The Fairfield Professor’s latest book tells the story of New York City’s waterways and the visionaries who reimagined it.
In his new book, Waterfront Manhattan: From Henry Hudson to the High Line (Johns Hopkins University Press), Professor Kurt C. Schlichting, PhD, reveals the storied past of the Manhattan waterfront and the struggle between public and private control of New York’s priceless asset.

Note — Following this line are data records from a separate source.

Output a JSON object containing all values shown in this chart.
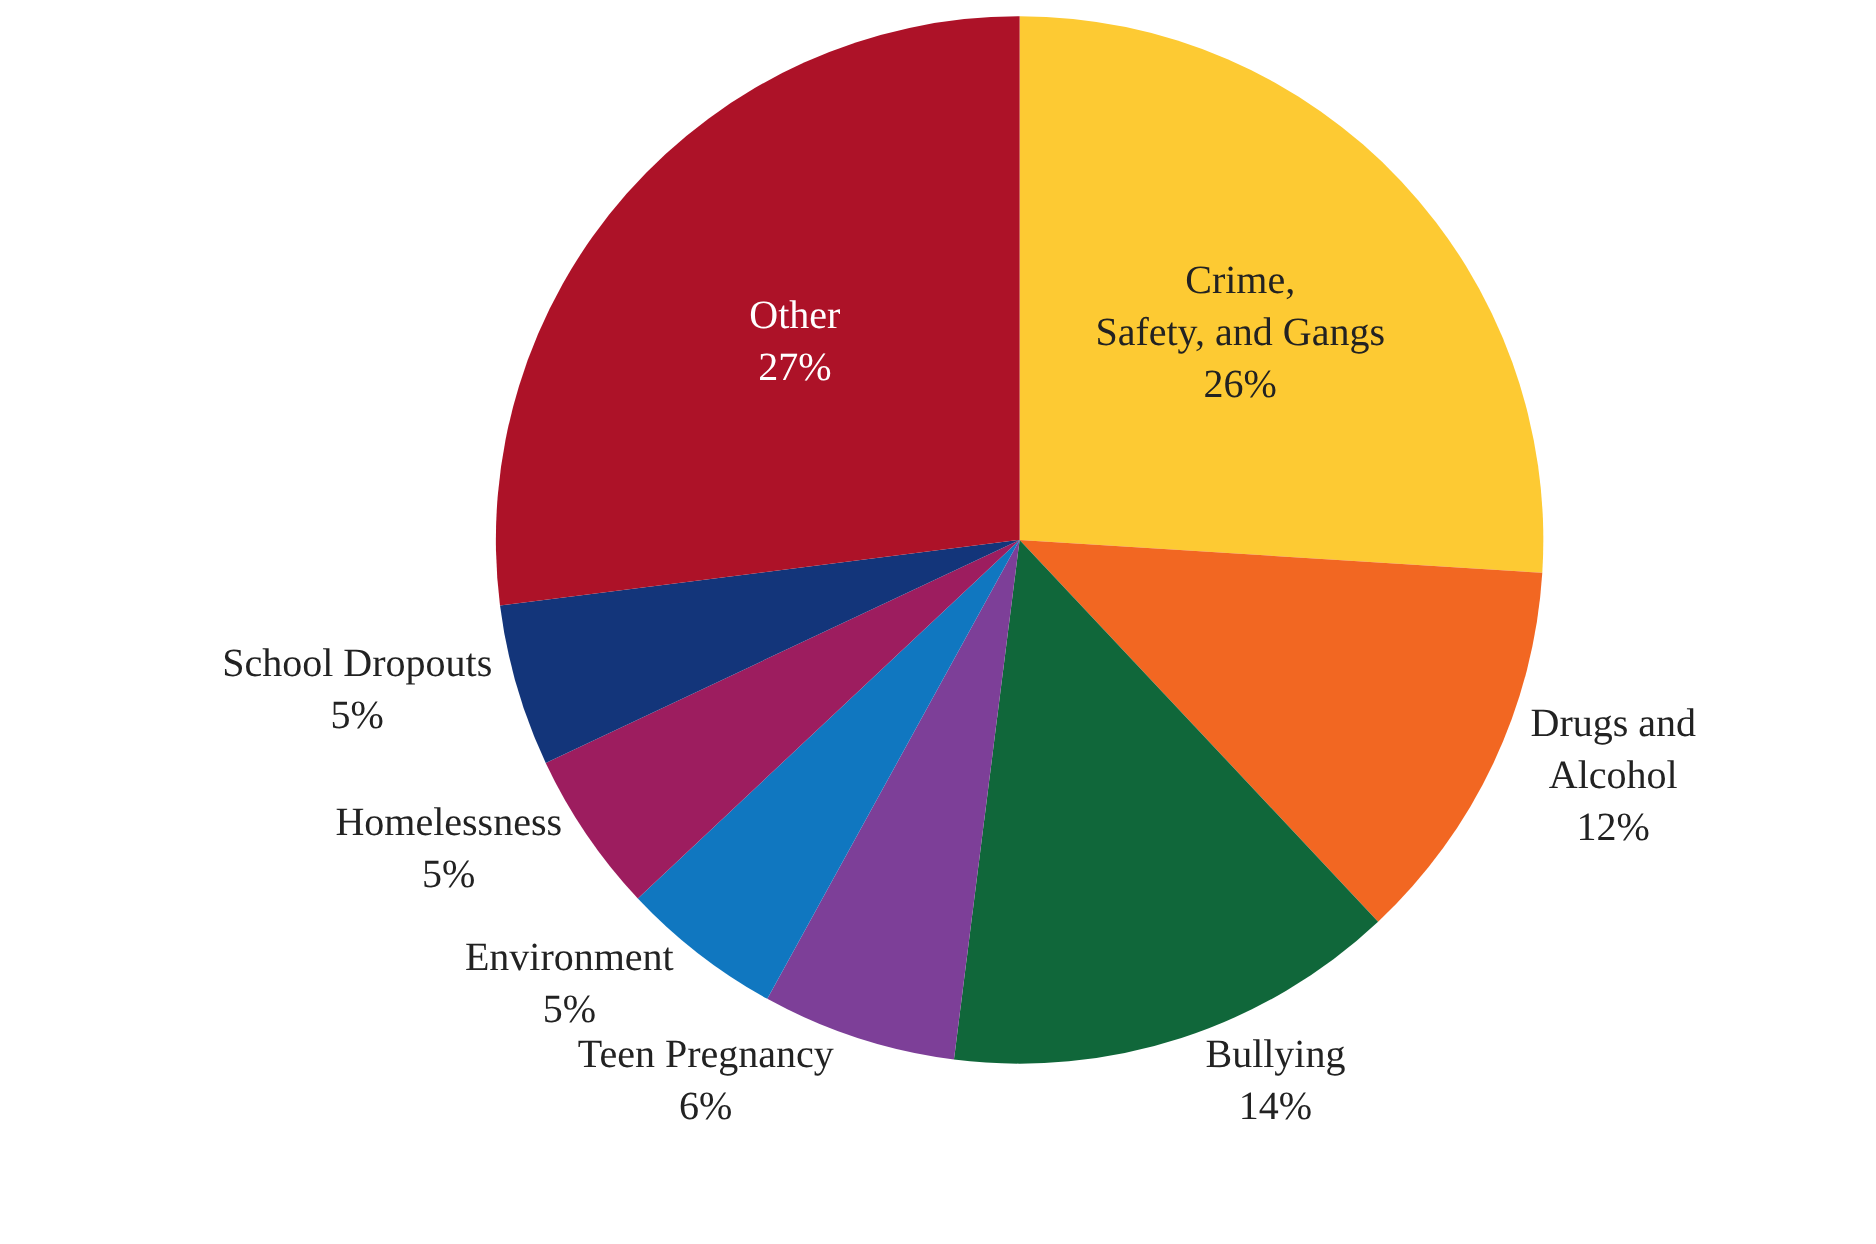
{
  "chart_data": {
    "type": "pie",
    "categories": [
      "Crime,\nSafety, and Gangs",
      "Drugs and\nAlcohol",
      "Bullying",
      "Teen Pregnancy",
      "Environment",
      "Homelessness",
      "School Dropouts",
      "Other"
    ],
    "values": [
      26,
      12,
      14,
      6,
      5,
      5,
      5,
      27
    ],
    "value_labels": [
      "26%",
      "12%",
      "14%",
      "6%",
      "5%",
      "5%",
      "5%",
      "27%"
    ],
    "colors": [
      "#fdca33",
      "#f26722",
      "#10673a",
      "#7d3f98",
      "#1077c0",
      "#9d1d5f",
      "#13357a",
      "#ad1228"
    ],
    "legend": false
  }
}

Dr. Schlichting is the E. Gerald Corrigan ’63 Chair in Humanities and Social Sciences at Fairfield University, and a sociology professor. He is the author of Grand Central’s Engineer: William J. Wilgus and the Planning of Modern Manhattan and Grand Central Terminal: Railroads, Engineering, and Architecture in New York City. His fascination with New York took root while he was a graduate student at NYU in the 1970s.

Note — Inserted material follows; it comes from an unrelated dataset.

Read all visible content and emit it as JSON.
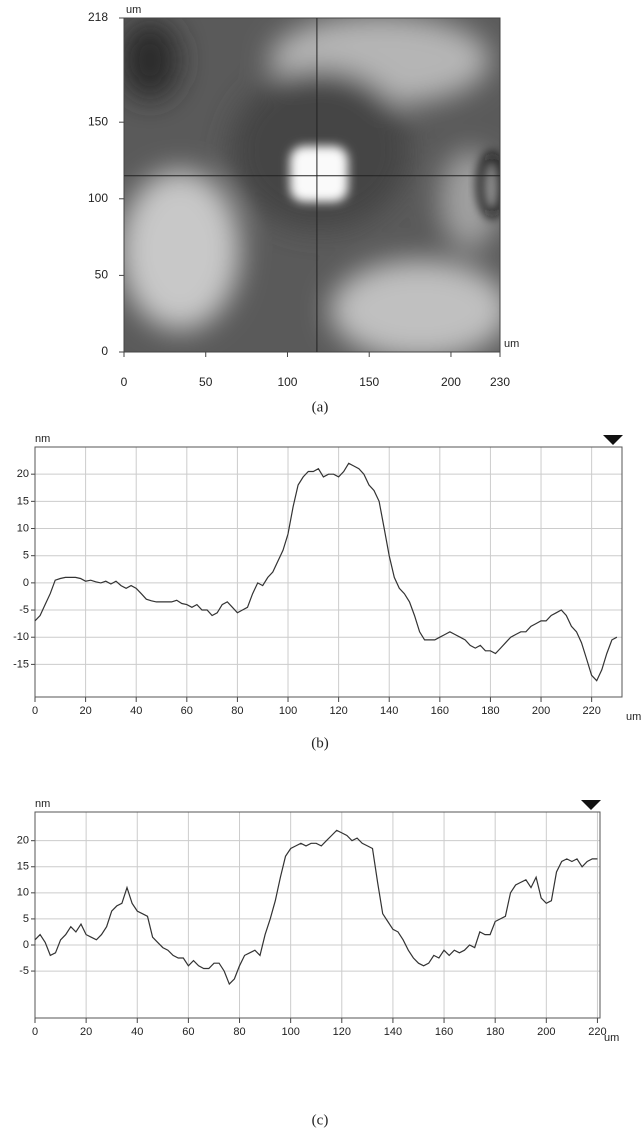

Waterfront Manhattan chronicles the evolution of New York City’s waterways through past centuries—the challenges to find the capital to build and expand the maritime infrastructure, and how the “city ceded control of the waterfront to private interests, excluding the public entirely and sparking a battle between shipping companies, the railroads, and ferries for access to the waterfront,” from colonial times until after the Civil War. The City of New York regained control of the waterfront in the second half of the nineteenth century, but technological change—the shipping container and the jet airplane—devastated the City’s maritime industry. “Visionaries reimagined the waterfront and today, the island is almost completely surrounded by park land, luxury housing and tourist attractions.”
The inspiration for Waterfront Manhattan evolved from Schlichting’s work on his book about Grand Central’s engineer, William Wilgus. “I started to read about the railroads and the waterfront,” Schlichting said. “I used to walk under the High Line when it was abandoned, then the High Line Park first section opened and was wildly successful. I began to sense a rebirth—Bloomberg was a part of it—the Henry Hudson Park was restarted. The rebirth continues.”

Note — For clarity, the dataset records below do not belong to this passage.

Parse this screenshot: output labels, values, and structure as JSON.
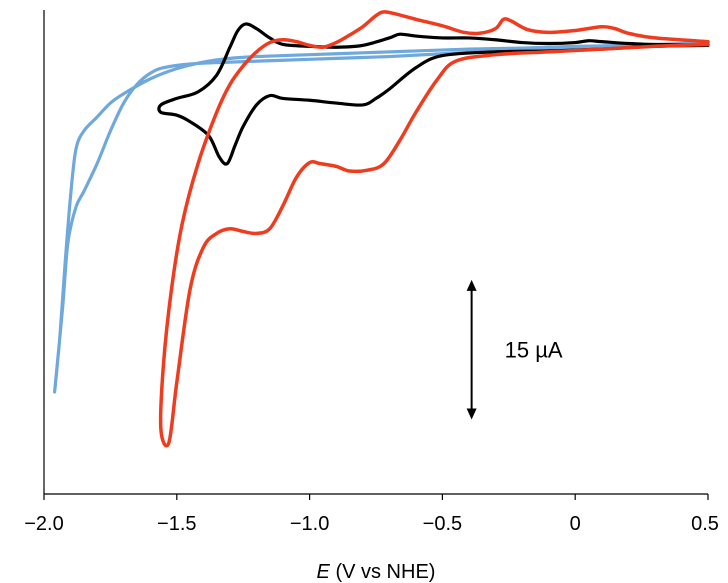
{
  "chart_data": {
    "type": "line",
    "title": "",
    "xlabel": {
      "italic": "E",
      "rest": " (V vs NHE)"
    },
    "ylabel": "",
    "xlim": [
      -2.0,
      0.5
    ],
    "ylim": [
      -47,
      5
    ],
    "x_ticks": [
      -2.0,
      -1.5,
      -1.0,
      -0.5,
      0,
      0.5
    ],
    "x_tick_labels": [
      "−2.0",
      "−1.5",
      "−1.0",
      "−0.5",
      "0",
      "0.5"
    ],
    "grid": false,
    "legend": "none",
    "scale_bar": {
      "label": "15 µA",
      "value": 15,
      "x": -0.39,
      "y_bottom": -39,
      "y_top": -24
    },
    "series": [
      {
        "color": "#6fa8dc",
        "points": [
          [
            0.5,
            1.4
          ],
          [
            0.3,
            1.2
          ],
          [
            0.1,
            1.0
          ],
          [
            -0.1,
            0.8
          ],
          [
            -0.3,
            0.6
          ],
          [
            -0.5,
            0.3
          ],
          [
            -0.7,
            0.0
          ],
          [
            -0.9,
            -0.2
          ],
          [
            -1.1,
            -0.4
          ],
          [
            -1.3,
            -0.6
          ],
          [
            -1.45,
            -0.8
          ],
          [
            -1.55,
            -1.2
          ],
          [
            -1.6,
            -1.8
          ],
          [
            -1.65,
            -3.0
          ],
          [
            -1.7,
            -5.0
          ],
          [
            -1.75,
            -8.0
          ],
          [
            -1.8,
            -11.5
          ],
          [
            -1.85,
            -14.5
          ],
          [
            -1.88,
            -16.2
          ],
          [
            -1.91,
            -20.0
          ],
          [
            -1.93,
            -27.0
          ],
          [
            -1.96,
            -36.0
          ],
          [
            -1.94,
            -30.0
          ],
          [
            -1.92,
            -22.0
          ],
          [
            -1.9,
            -15.0
          ],
          [
            -1.88,
            -10.0
          ],
          [
            -1.85,
            -8.0
          ],
          [
            -1.8,
            -6.5
          ],
          [
            -1.75,
            -5.0
          ],
          [
            -1.7,
            -4.0
          ],
          [
            -1.6,
            -2.4
          ],
          [
            -1.5,
            -1.3
          ],
          [
            -1.4,
            -0.6
          ],
          [
            -1.3,
            -0.2
          ],
          [
            -1.2,
            0.0
          ],
          [
            -1.0,
            0.2
          ],
          [
            -0.8,
            0.4
          ],
          [
            -0.6,
            0.6
          ],
          [
            -0.4,
            0.8
          ],
          [
            -0.2,
            0.9
          ],
          [
            0.0,
            1.1
          ],
          [
            0.2,
            1.2
          ],
          [
            0.5,
            1.5
          ]
        ]
      },
      {
        "color": "#000000",
        "points": [
          [
            0.5,
            1.2
          ],
          [
            0.3,
            1.1
          ],
          [
            0.1,
            0.8
          ],
          [
            -0.1,
            0.6
          ],
          [
            -0.3,
            0.5
          ],
          [
            -0.5,
            0.1
          ],
          [
            -0.6,
            -1.2
          ],
          [
            -0.7,
            -3.5
          ],
          [
            -0.75,
            -4.5
          ],
          [
            -0.8,
            -5.2
          ],
          [
            -0.9,
            -5.0
          ],
          [
            -1.0,
            -4.7
          ],
          [
            -1.1,
            -4.5
          ],
          [
            -1.15,
            -4.2
          ],
          [
            -1.2,
            -5.2
          ],
          [
            -1.25,
            -7.5
          ],
          [
            -1.28,
            -9.5
          ],
          [
            -1.31,
            -11.5
          ],
          [
            -1.34,
            -10.8
          ],
          [
            -1.38,
            -8.5
          ],
          [
            -1.45,
            -7.0
          ],
          [
            -1.5,
            -6.3
          ],
          [
            -1.56,
            -6.0
          ],
          [
            -1.56,
            -5.2
          ],
          [
            -1.5,
            -4.5
          ],
          [
            -1.42,
            -3.8
          ],
          [
            -1.35,
            -2.0
          ],
          [
            -1.3,
            1.0
          ],
          [
            -1.27,
            2.8
          ],
          [
            -1.24,
            3.5
          ],
          [
            -1.2,
            3.0
          ],
          [
            -1.15,
            2.0
          ],
          [
            -1.1,
            1.3
          ],
          [
            -1.0,
            1.1
          ],
          [
            -0.9,
            1.0
          ],
          [
            -0.8,
            1.2
          ],
          [
            -0.7,
            2.0
          ],
          [
            -0.66,
            2.4
          ],
          [
            -0.6,
            2.2
          ],
          [
            -0.5,
            2.0
          ],
          [
            -0.4,
            2.0
          ],
          [
            -0.3,
            1.8
          ],
          [
            -0.2,
            1.5
          ],
          [
            -0.1,
            1.4
          ],
          [
            0.0,
            1.5
          ],
          [
            0.05,
            1.7
          ],
          [
            0.1,
            1.6
          ],
          [
            0.2,
            1.4
          ],
          [
            0.3,
            1.3
          ],
          [
            0.5,
            1.2
          ]
        ]
      },
      {
        "color": "#f03c1e",
        "points": [
          [
            0.5,
            1.3
          ],
          [
            0.3,
            1.1
          ],
          [
            0.1,
            0.8
          ],
          [
            -0.1,
            0.5
          ],
          [
            -0.3,
            0.2
          ],
          [
            -0.45,
            -0.5
          ],
          [
            -0.52,
            -2.5
          ],
          [
            -0.6,
            -6.0
          ],
          [
            -0.66,
            -9.0
          ],
          [
            -0.72,
            -11.5
          ],
          [
            -0.78,
            -12.2
          ],
          [
            -0.85,
            -12.3
          ],
          [
            -0.9,
            -11.8
          ],
          [
            -0.96,
            -11.5
          ],
          [
            -1.0,
            -11.4
          ],
          [
            -1.05,
            -13.0
          ],
          [
            -1.1,
            -16.0
          ],
          [
            -1.15,
            -18.5
          ],
          [
            -1.2,
            -19.0
          ],
          [
            -1.25,
            -18.8
          ],
          [
            -1.3,
            -18.5
          ],
          [
            -1.35,
            -19.0
          ],
          [
            -1.4,
            -20.5
          ],
          [
            -1.45,
            -25.0
          ],
          [
            -1.5,
            -35.0
          ],
          [
            -1.53,
            -41.5
          ],
          [
            -1.56,
            -40.0
          ],
          [
            -1.55,
            -33.0
          ],
          [
            -1.52,
            -25.0
          ],
          [
            -1.48,
            -18.0
          ],
          [
            -1.42,
            -11.5
          ],
          [
            -1.35,
            -6.0
          ],
          [
            -1.3,
            -3.0
          ],
          [
            -1.25,
            -1.0
          ],
          [
            -1.2,
            0.5
          ],
          [
            -1.15,
            1.5
          ],
          [
            -1.1,
            1.8
          ],
          [
            -1.05,
            1.6
          ],
          [
            -1.0,
            1.2
          ],
          [
            -0.95,
            1.0
          ],
          [
            -0.9,
            1.5
          ],
          [
            -0.85,
            2.3
          ],
          [
            -0.8,
            3.2
          ],
          [
            -0.75,
            4.4
          ],
          [
            -0.72,
            4.8
          ],
          [
            -0.68,
            4.6
          ],
          [
            -0.6,
            4.0
          ],
          [
            -0.5,
            3.3
          ],
          [
            -0.42,
            2.6
          ],
          [
            -0.36,
            2.5
          ],
          [
            -0.3,
            3.0
          ],
          [
            -0.27,
            4.0
          ],
          [
            -0.24,
            3.8
          ],
          [
            -0.18,
            2.9
          ],
          [
            -0.1,
            2.6
          ],
          [
            0.0,
            2.8
          ],
          [
            0.1,
            3.2
          ],
          [
            0.15,
            3.0
          ],
          [
            0.2,
            2.5
          ],
          [
            0.3,
            2.0
          ],
          [
            0.5,
            1.6
          ]
        ]
      }
    ]
  }
}
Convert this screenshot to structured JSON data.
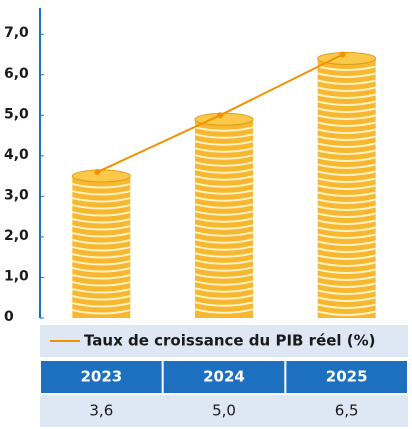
{
  "chart_data": {
    "type": "bar-line",
    "categories": [
      "2023",
      "2024",
      "2025"
    ],
    "series": [
      {
        "name": "Taux de croissance du PIB réel (%)",
        "color": "#f39200",
        "values": [
          3.6,
          5.0,
          6.5
        ],
        "value_labels": [
          "3,6",
          "5,0",
          "6,5"
        ]
      }
    ],
    "coin_color": "#f7b731",
    "ylim": [
      0,
      7.4
    ],
    "yticks": [
      0,
      {
        "value": 1,
        "label": "1,0"
      },
      {
        "value": 2,
        "label": "2,0"
      },
      {
        "value": 3,
        "label": "3,0"
      },
      {
        "value": 4,
        "label": "4,0"
      },
      {
        "value": 5,
        "label": "5,0"
      },
      {
        "value": 6,
        "label": "6,0"
      },
      {
        "value": 7,
        "label": "7,0"
      }
    ]
  }
}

Considering the complicated public/private rebuilding of Manhattan’s waterfront, Schlichting’s book raises the question: “Is the waterfront a place for all to enjoy or an enclave for the well-to-do?” Manhattan’s waterfront has transitioned from a place of commerce and immigrant neighborhoods, to waterfront parks and expensive housing, and Schlichting said there is no sign that this gentrification is going to slow down. “It’s not just New York, it’s all over—Chicago, Hoboken, Boston’s Back Bay, Southie.”
The next chapter of Manhattan “will be affluence for the forseeable future,” said Schlichting. “The energy attracts more young people and tech companies. You walk down the streets of New York and you can feel the energy.” It’s a reflection of the “resiliency of New York over time, to constantly reinvent itself.”